The Wellman approach does not truly address the entire scope of ESI, and instead should be viewed more as the bar's "first generation" approach to dealing with ESI. This approach, which is the focus of most general practitioners, only differs from traditional discovery in that paper is being substituted for zeros and ones. Through OCR and coding, searching documents for certain key words is much easier, but this approach to ESI only tells the user the same essential information that a reader of a paper document would receive.
Lets say that the Wellman plant used some type of integrated sensor and alarm system that was computer controlled, that recorded real-time data, kept a log of system failures or of events leading to pollution. A "document" repository might only contain a written incident report summarizing the incident, and perhaps noting the fact that the sensor and alarm system registered the incident. Unless counsel thinks through all the levels of this transaction, the data and information available through the data files of the alarm system might not be considered. For either party in litigation, or in a contested matter over a proof of claim, or in a motion determined by management's inability to handle such events, the data from the alarm system is exponentially more valuable than a summary report, which might "omit" certain details.
In many cases, this "Wellman approach" is unnecessarily expensive in comparison to its actual benefits. In smaller cases in particular, documents can be scanned and ocr'ed in house by support staff. Hell, most photocopiers allow a user to scan and ocr a document (when I am not busy printing off NHRA ladders for upcoming weeks). If a matter is small enough to be photocopied in-house, why can't it be scanned and ocr'ed in house? In addition, Summation can prove to be expensive for some firms, and in my opinion, is not always terribly user-friendly. (Yes, I also know how to make coffee, send faxes, locate the key to the storage closet, and validate clients' parking. Several wise lawyers have reminded me that, if I ask support staff to do it, I need to know how to do it myself as well.)
The Wellman approach will also prove less and less effective for bankruptcy purposes, once creditors and courts require us debtor's counsel to move into "second generation" ESI. Not only do we need to understand the use and importance of software products that make up the "books and records" of the debtor, we need to understand the data files supporting the "documents" spit out by those programs.

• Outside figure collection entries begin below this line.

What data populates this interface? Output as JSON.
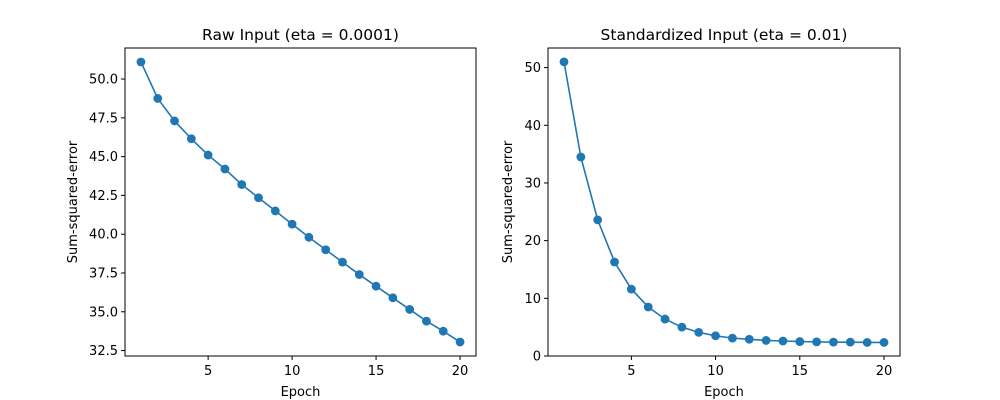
{
  "chart_data": [
    {
      "type": "line",
      "title": "Raw Input (eta = 0.0001)",
      "xlabel": "Epoch",
      "ylabel": "Sum-squared-error",
      "x": [
        1,
        2,
        3,
        4,
        5,
        6,
        7,
        8,
        9,
        10,
        11,
        12,
        13,
        14,
        15,
        16,
        17,
        18,
        19,
        20
      ],
      "series": [
        {
          "values": [
            51.1,
            48.75,
            47.3,
            46.15,
            45.1,
            44.2,
            43.2,
            42.35,
            41.5,
            40.65,
            39.8,
            39.0,
            38.2,
            37.4,
            36.65,
            35.9,
            35.15,
            34.4,
            33.75,
            33.05
          ],
          "color": "#1f77b4",
          "marker": "circle"
        }
      ],
      "xlim": [
        0.05,
        20.95
      ],
      "ylim": [
        32.15,
        52.0
      ],
      "xticks": [
        5,
        10,
        15,
        20
      ],
      "xtick_labels": [
        "5",
        "10",
        "15",
        "20"
      ],
      "yticks": [
        32.5,
        35.0,
        37.5,
        40.0,
        42.5,
        45.0,
        47.5,
        50.0
      ],
      "ytick_labels": [
        "32.5",
        "35.0",
        "37.5",
        "40.0",
        "42.5",
        "45.0",
        "47.5",
        "50.0"
      ],
      "grid": false,
      "legend": "none"
    },
    {
      "type": "line",
      "title": "Standardized Input (eta = 0.01)",
      "xlabel": "Epoch",
      "ylabel": "Sum-squared-error",
      "x": [
        1,
        2,
        3,
        4,
        5,
        6,
        7,
        8,
        9,
        10,
        11,
        12,
        13,
        14,
        15,
        16,
        17,
        18,
        19,
        20
      ],
      "series": [
        {
          "values": [
            51.0,
            34.5,
            23.6,
            16.3,
            11.6,
            8.5,
            6.4,
            5.0,
            4.1,
            3.5,
            3.1,
            2.9,
            2.7,
            2.6,
            2.5,
            2.45,
            2.4,
            2.4,
            2.35,
            2.35
          ],
          "color": "#1f77b4",
          "marker": "circle"
        }
      ],
      "xlim": [
        0.05,
        20.95
      ],
      "ylim": [
        0,
        53.4
      ],
      "xticks": [
        5,
        10,
        15,
        20
      ],
      "xtick_labels": [
        "5",
        "10",
        "15",
        "20"
      ],
      "yticks": [
        0,
        10,
        20,
        30,
        40,
        50
      ],
      "ytick_labels": [
        "0",
        "10",
        "20",
        "30",
        "40",
        "50"
      ],
      "grid": false,
      "legend": "none"
    }
  ]
}
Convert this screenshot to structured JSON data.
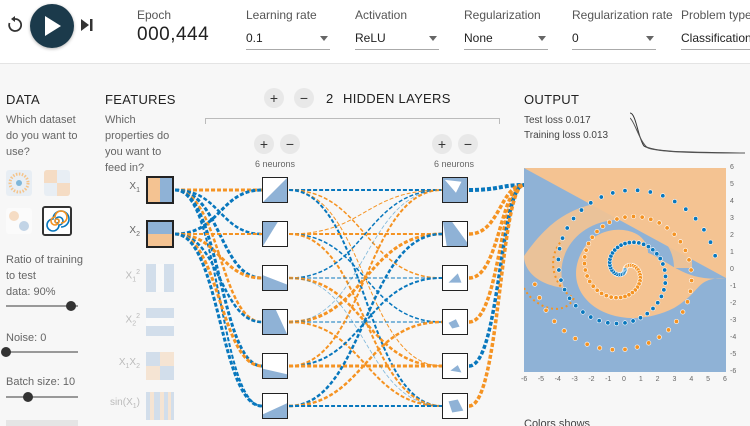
{
  "topbar": {
    "epoch_label": "Epoch",
    "epoch_value": "000,444",
    "learning_rate": {
      "label": "Learning rate",
      "value": "0.1"
    },
    "activation": {
      "label": "Activation",
      "value": "ReLU"
    },
    "regularization": {
      "label": "Regularization",
      "value": "None"
    },
    "regularization_rate": {
      "label": "Regularization rate",
      "value": "0"
    },
    "problem_type": {
      "label": "Problem type",
      "value": "Classification"
    }
  },
  "data_panel": {
    "title": "DATA",
    "question": [
      "Which dataset",
      "do you want to",
      "use?"
    ],
    "ratio_lines": [
      "Ratio of training",
      "to test",
      "data:  90%"
    ],
    "ratio_value": 90,
    "noise_label": "Noise:  0",
    "noise_value": 0,
    "batch_label": "Batch size:  10",
    "batch_value": 10
  },
  "features_panel": {
    "title": "FEATURES",
    "question": [
      "Which",
      "properties do",
      "you want to",
      "feed in?"
    ],
    "features": [
      "X1",
      "X2",
      "X1²",
      "X2²",
      "X1X2",
      "sin(X1)"
    ]
  },
  "network": {
    "layer_count": "2",
    "hidden_layers_label": "HIDDEN LAYERS",
    "layer1_neurons": "6 neurons",
    "layer2_neurons": "6 neurons"
  },
  "output_panel": {
    "title": "OUTPUT",
    "test_loss": "Test loss 0.017",
    "training_loss": "Training loss 0.013",
    "colors_shows": "Colors shows"
  },
  "colors": {
    "orange": "#f59322",
    "blue": "#0877bd",
    "bg_orange": "#f4c392",
    "bg_blue": "#8fb2d6"
  },
  "chart_data": {
    "type": "scatter",
    "xlim": [
      -6,
      6
    ],
    "ylim": [
      -6,
      6
    ],
    "x_ticks": [
      "-6",
      "-5",
      "-4",
      "-3",
      "-2",
      "-1",
      "0",
      "1",
      "2",
      "3",
      "4",
      "5",
      "6"
    ],
    "y_ticks": [
      "6",
      "5",
      "4",
      "3",
      "2",
      "1",
      "0",
      "-1",
      "-2",
      "-3",
      "-4",
      "-5",
      "-6"
    ],
    "series": [
      {
        "class": "orange"
      },
      {
        "class": "blue"
      }
    ]
  }
}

Our experts will need the data, and we have to be able to provide that data to other experts, to the US Trustee, and to the committee. We have to understand that the data constitutes property of the estate, and in many forms. And we have to know our limitations, so that we know when to call the Jack Sewards of the world so as not to screw up our client's ESI.
Now, um, if anyone in the greater Indianapolis area has any pull with any of the NHRA teams that call Indy home... you know, um, maybe put in a good word for me. I don't know anything about completely rebuilding a 7,000 h.p. engine in an hour, nor can set up a clutch to handle 320 mph speeds. I did watch a kid on Ron Capps crew last year spend all morning preparing rear tires... I think I could do that while providing valuable insights to fans in the pit area about legal developments and technology... anyone?